Everything cited in the 2022 Tzagarakis AWC should have been flashing alarms and sending up smoke signals of warning when FINRA was in the midst of negotiations attendant to the 2021 Tzagarakis AWC. After all, the last excessive/unsuitable trade cited in the 2022 AWC took place no later than December 2019, over a full year before the 2021 AWC was executed -- the first cited trade arose in 2015, which is a date that pre-dates the earliest occurrence cited in the 2021 AWC! Not sure if you noticed what I'm pointing at, so let me point again and jab my fingers at the issue:
In a January 2022 regulatory settlement, FINRA resolved misconduct from 2015 through 2019 despite the fact that FINRA had entered into a prior settlement with the same Respondent in January 2021 for misconduct that occurred from 2016 to 2019.

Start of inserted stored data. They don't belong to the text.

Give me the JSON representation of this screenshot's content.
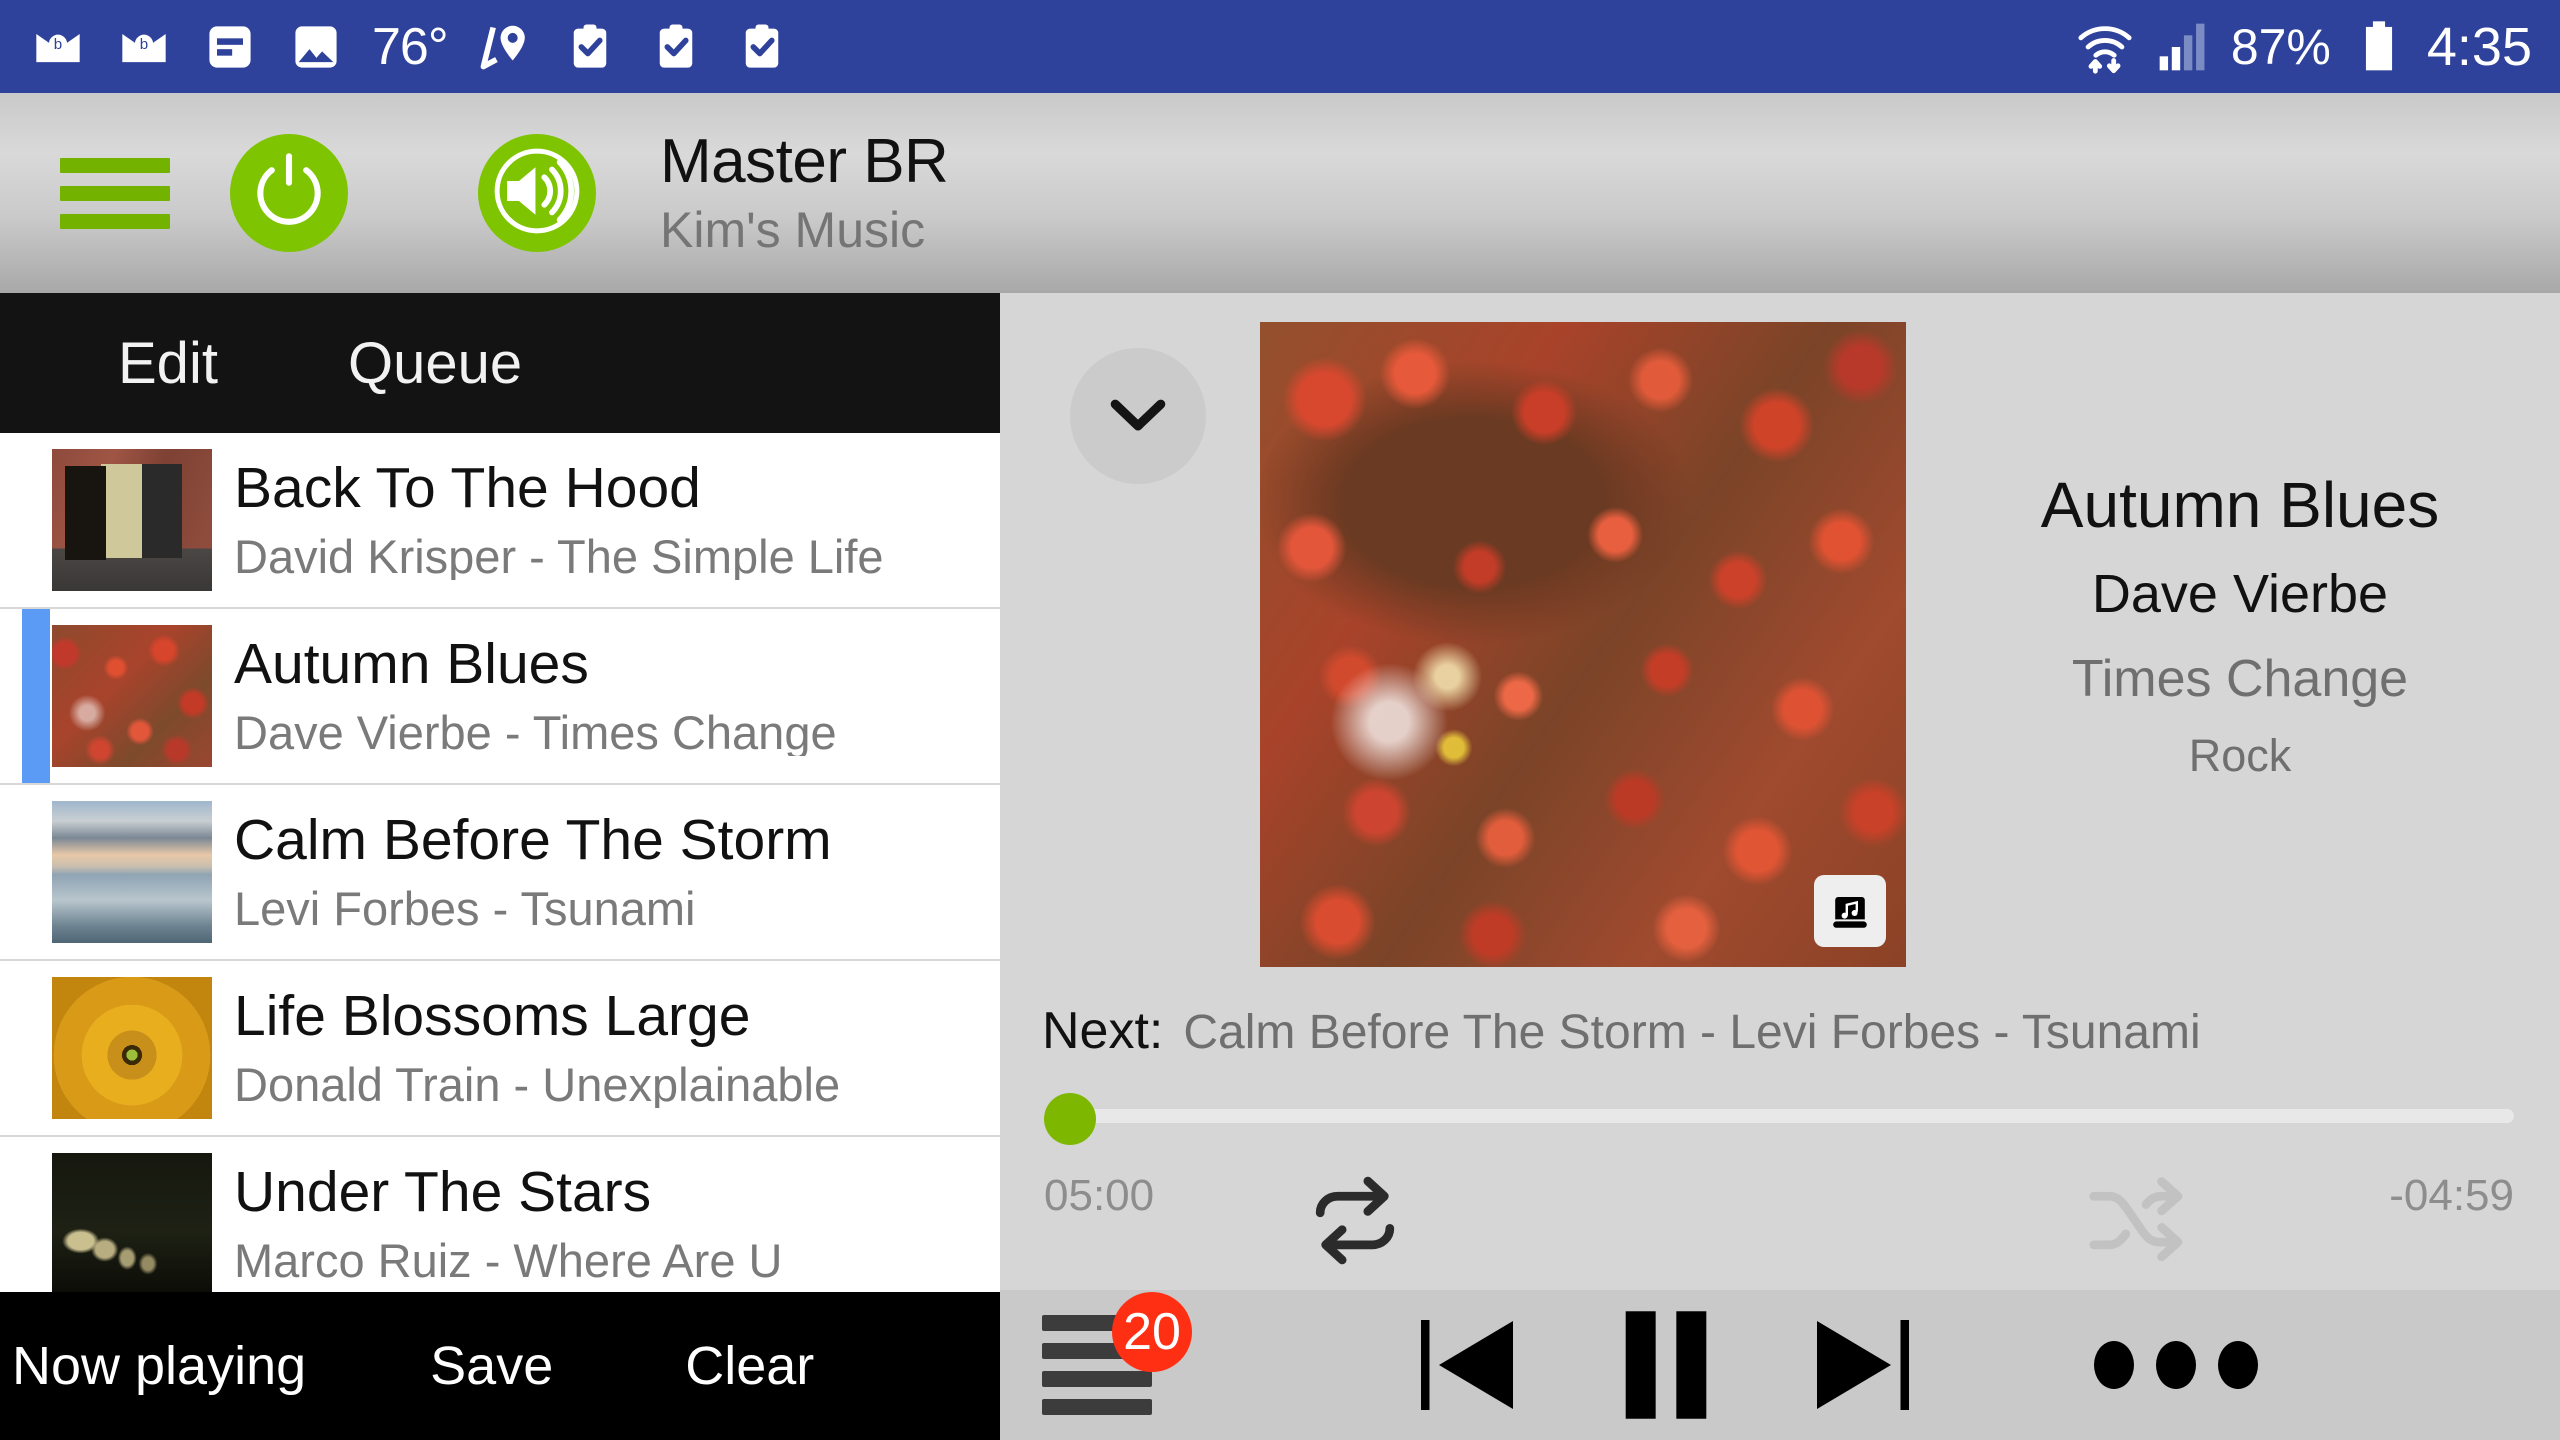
{
  "statusbar": {
    "left_icons": [
      "mail-icon",
      "mail-icon",
      "message-icon",
      "photo-icon",
      "temperature-label",
      "location-icon",
      "task-icon",
      "task-checked-icon",
      "task-checked-icon"
    ],
    "temperature": "76°",
    "wifi_icon": "wifi-icon",
    "signal_icon": "cell-signal-icon",
    "battery_percent": "87%",
    "battery_icon": "battery-icon",
    "time": "4:35",
    "background_color": "#2f429b"
  },
  "header": {
    "menu_icon": "hamburger-icon",
    "power_icon": "power-icon",
    "volume_icon": "volume-icon",
    "zone_name": "Master BR",
    "source_name": "Kim's Music",
    "accent_color": "#7ec400"
  },
  "left_panel": {
    "tabs": [
      {
        "label": "Edit"
      },
      {
        "label": "Queue"
      }
    ],
    "tracks": [
      {
        "title": "Back To The Hood",
        "subtitle": "David Krisper - The Simple Life",
        "art": "art-hood",
        "selected": false
      },
      {
        "title": "Autumn Blues",
        "subtitle": "Dave Vierbe - Times Change",
        "art": "art-autumn",
        "selected": true
      },
      {
        "title": "Calm Before The Storm",
        "subtitle": "Levi Forbes - Tsunami",
        "art": "art-storm",
        "selected": false
      },
      {
        "title": "Life Blossoms Large",
        "subtitle": "Donald Train - Unexplainable",
        "art": "art-flower",
        "selected": false
      },
      {
        "title": "Under The Stars",
        "subtitle": "Marco Ruiz - Where Are U",
        "art": "art-stars",
        "selected": false
      }
    ],
    "bottom_tabs": [
      {
        "label": "Now playing"
      },
      {
        "label": "Save"
      },
      {
        "label": "Clear"
      }
    ]
  },
  "right_panel": {
    "collapse_icon": "chevron-down-icon",
    "album_art_badge_icon": "music-note-icon",
    "now_playing": {
      "title": "Autumn Blues",
      "artist": "Dave Vierbe",
      "album": "Times Change",
      "genre": "Rock"
    },
    "next_label": "Next:",
    "next_value": "Calm Before The Storm - Levi Forbes - Tsunami",
    "seek": {
      "elapsed": "05:00",
      "remaining": "-04:59",
      "progress_percent": 0,
      "thumb_color": "#7db700"
    },
    "repeat_icon": "repeat-icon",
    "repeat_active": true,
    "shuffle_icon": "shuffle-icon",
    "shuffle_active": false,
    "controls": {
      "queue_icon": "queue-list-icon",
      "queue_count": "20",
      "queue_badge_color": "#ff2f14",
      "previous_icon": "skip-previous-icon",
      "pause_icon": "pause-icon",
      "next_icon": "skip-next-icon",
      "more_icon": "more-horizontal-icon"
    }
  }
}
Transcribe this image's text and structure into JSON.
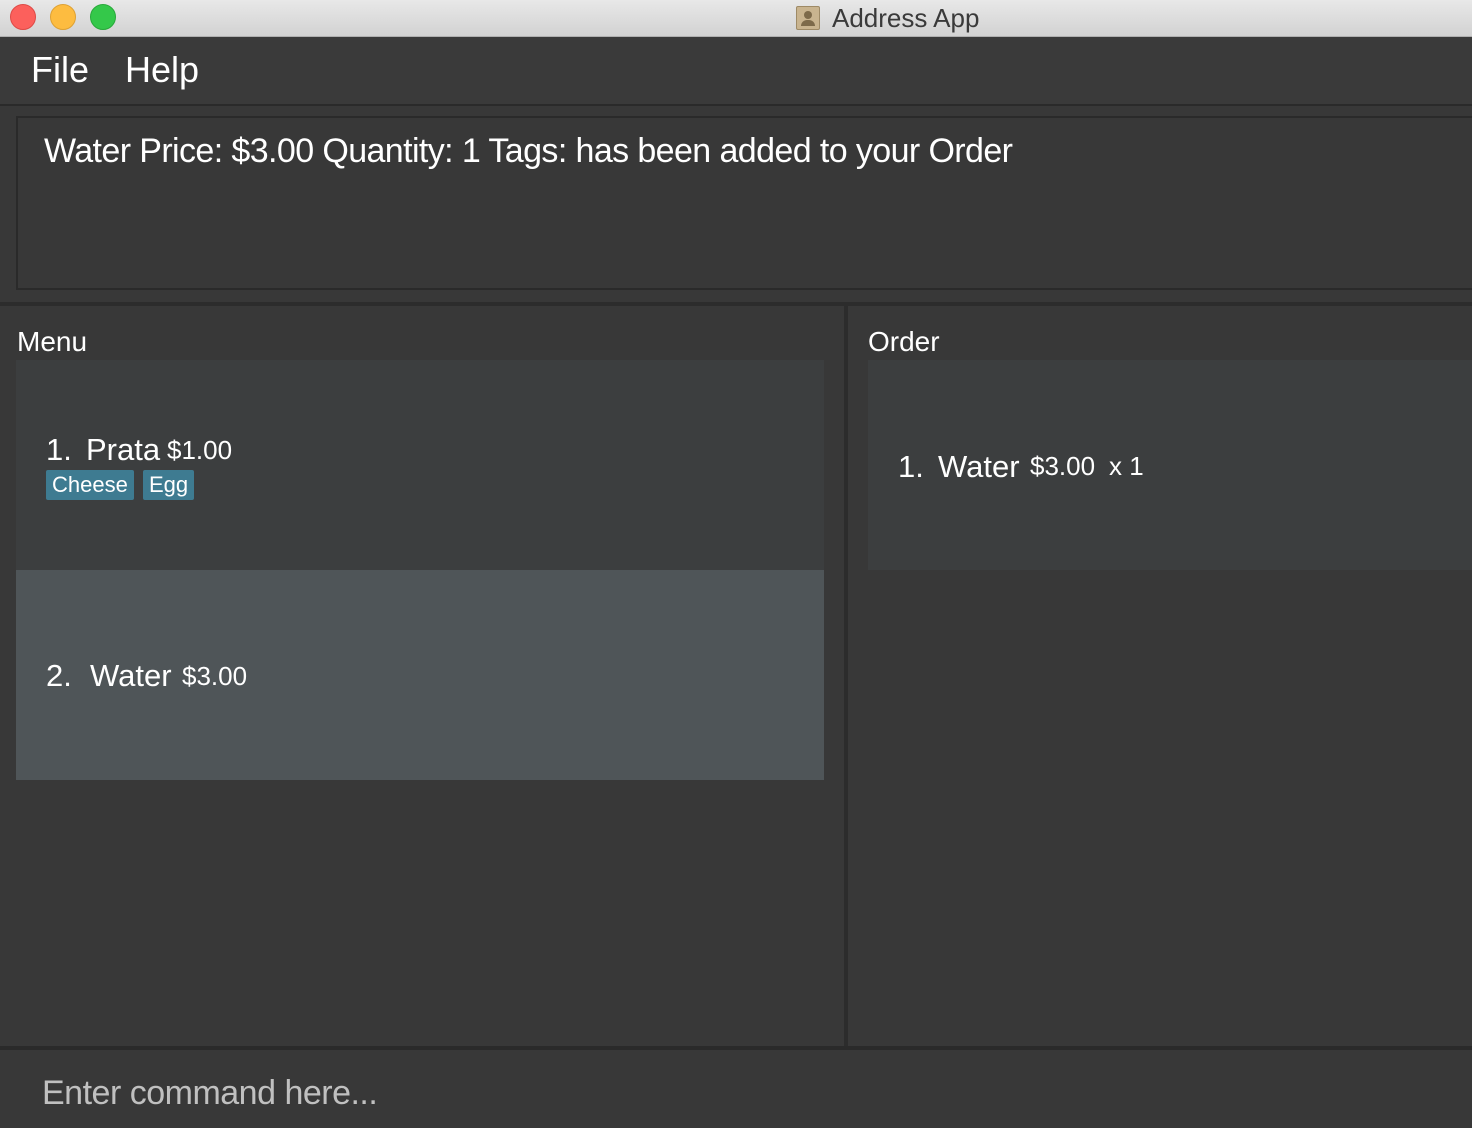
{
  "window": {
    "title": "Address App"
  },
  "menubar": {
    "file": "File",
    "help": "Help"
  },
  "result": {
    "message": "Water Price: $3.00 Quantity: 1 Tags:  has been added to your Order"
  },
  "menu_panel": {
    "label": "Menu",
    "items": [
      {
        "index": "1.",
        "name": "Prata",
        "price": "$1.00",
        "tags": [
          "Cheese",
          "Egg"
        ],
        "selected": false
      },
      {
        "index": "2.",
        "name": "Water",
        "price": "$3.00",
        "tags": [],
        "selected": true
      }
    ]
  },
  "order_panel": {
    "label": "Order",
    "items": [
      {
        "index": "1.",
        "name": "Water",
        "price": "$3.00",
        "quantity": "x 1"
      }
    ]
  },
  "command": {
    "placeholder": "Enter command here...",
    "value": ""
  },
  "colors": {
    "background": "#383838",
    "card": "#3c3e3f",
    "card_selected": "#4f5558",
    "tag": "#3e7b91"
  }
}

In 2021, did any FINRA examiner bother to make a rudimentary inquiry about transactions in Tzagarakis' customer accounts during the investigation that resulted in the 2021 AWC?
After all, if a stockbroker willfully fails to disclose tax liens, that suggests that the stockbroker might be financially pressed; and, here's a wild thought: That same stockbroker might have an incentive to generate some cash via excessive/unsuitable trades.
To be clear, I have no sympathy or empathy for Tzagarakis. FINRA's two AWCs make compelling cases and he voluntarily entered into both settlements. That being said, when we look at the 2021 and the 2022 AWCs together, it looks like quite a bit of lazy, sloppy, belated regulation.